While Rabbi Levine originally composed “Akiva Nichamtanu” using the Aramaic words of the Gemara, he realized that he could bring the comfort home to a wider audience in English, and Mrs. Ruchie Togrow has provided lyrics which are both moving and relatable.
“A number of years ago when one of my closest friends lost his father suddenly, he told me that this Gemara at the very end of Maseches Makkos was one of the only things that was able to bring him some level of comfort,” says Rabbi Levine. “That inspired me to publicize these words in song.
“We’re living at a time where Torah study is strong and vibrant, but there is so much suffering, sorrow, challenge, and despair lurking in the background,” he continues. “Surely Rabi Akiva’s colleagues were the greatest scholars and believers, and yet they allowed themselves to feel raw emotion and pain. The Gemara speaks of their crying and the way they tore their clothing. The great Rabi Akiva was able to comfort them, not by offering platitudes, but by showing them, through the words of our Prophets, that precisely the pain itself is the prelude to the Geulah. If Ravina and Rav Ashi decided to place the story in Shas, that means the message of seeing the comfort and hope through the pain itself is here for us today as well.”

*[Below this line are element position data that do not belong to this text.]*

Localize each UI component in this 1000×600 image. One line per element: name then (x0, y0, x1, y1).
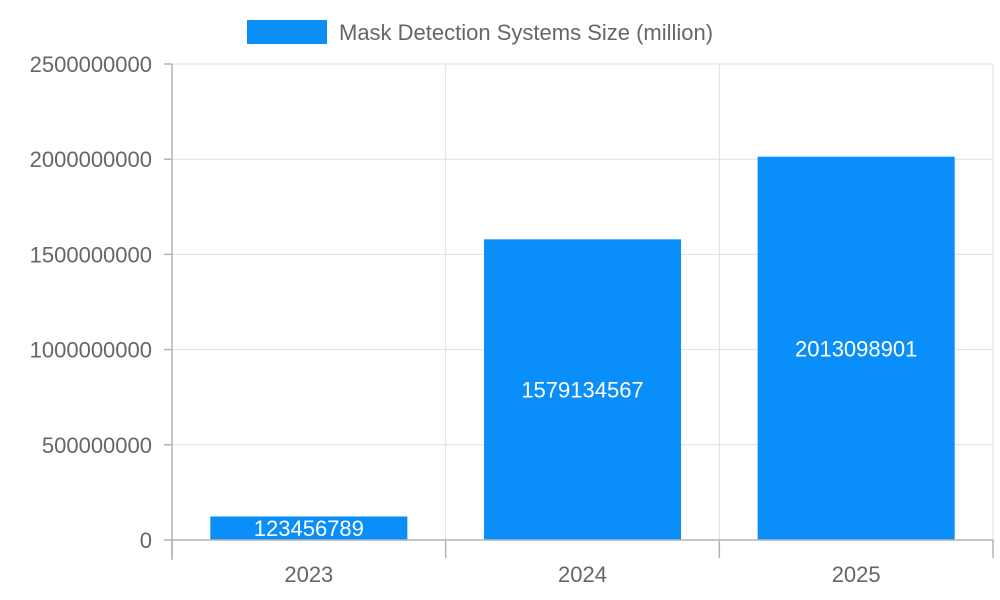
bars (210, 156, 955, 541)
y-tick-label: 0 (140, 528, 152, 553)
x-tick-label: 2023 (284, 562, 333, 587)
bar-2024[interactable] (483, 239, 682, 541)
y-tick-label: 500000000 (42, 433, 152, 458)
axes (171, 64, 994, 560)
y-axis-tick-labels: 0 500000000 1000000000 1500000000 2000000000… (30, 52, 172, 553)
bar-value-label: 123456789 (254, 516, 364, 541)
bar-value-label: 1579134567 (521, 378, 643, 403)
bar-2023[interactable] (210, 516, 408, 540)
x-tick-label: 2024 (558, 562, 607, 587)
bar-value-label: 2013098901 (795, 336, 917, 361)
y-tick-label: 1000000000 (30, 338, 152, 363)
legend-label: Mask Detection Systems Size (million) (339, 20, 713, 45)
y-tick-label: 2500000000 (30, 52, 152, 77)
legend: Mask Detection Systems Size (million) (247, 20, 713, 45)
y-tick-label: 2000000000 (30, 147, 152, 172)
y-tick-label: 1500000000 (30, 242, 152, 267)
legend-swatch (247, 20, 327, 44)
bar-value-labels: 123456789 1579134567 2013098901 (254, 336, 918, 541)
bar-2025[interactable] (757, 156, 955, 540)
x-axis-tick-labels: 2023 2024 2025 (284, 562, 880, 587)
x-tick-label: 2025 (832, 562, 881, 587)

After the song came out, Levine received a call from a listener, a talmid chacham who remarked that this song also answers why the Gemara repeats the words “Akiva nichamtanu” at its end. “The first ‘Akiva nichamtanu’ refers to the story itself, the reply of the Tannaim to Rabi Akiva,” he posited. “The second one is Ravina and Rav Ashi (many generations later) saying that Rabi Akiva’s words will bring us comfort in generations to come, all the way to the Geulah sheleimah.”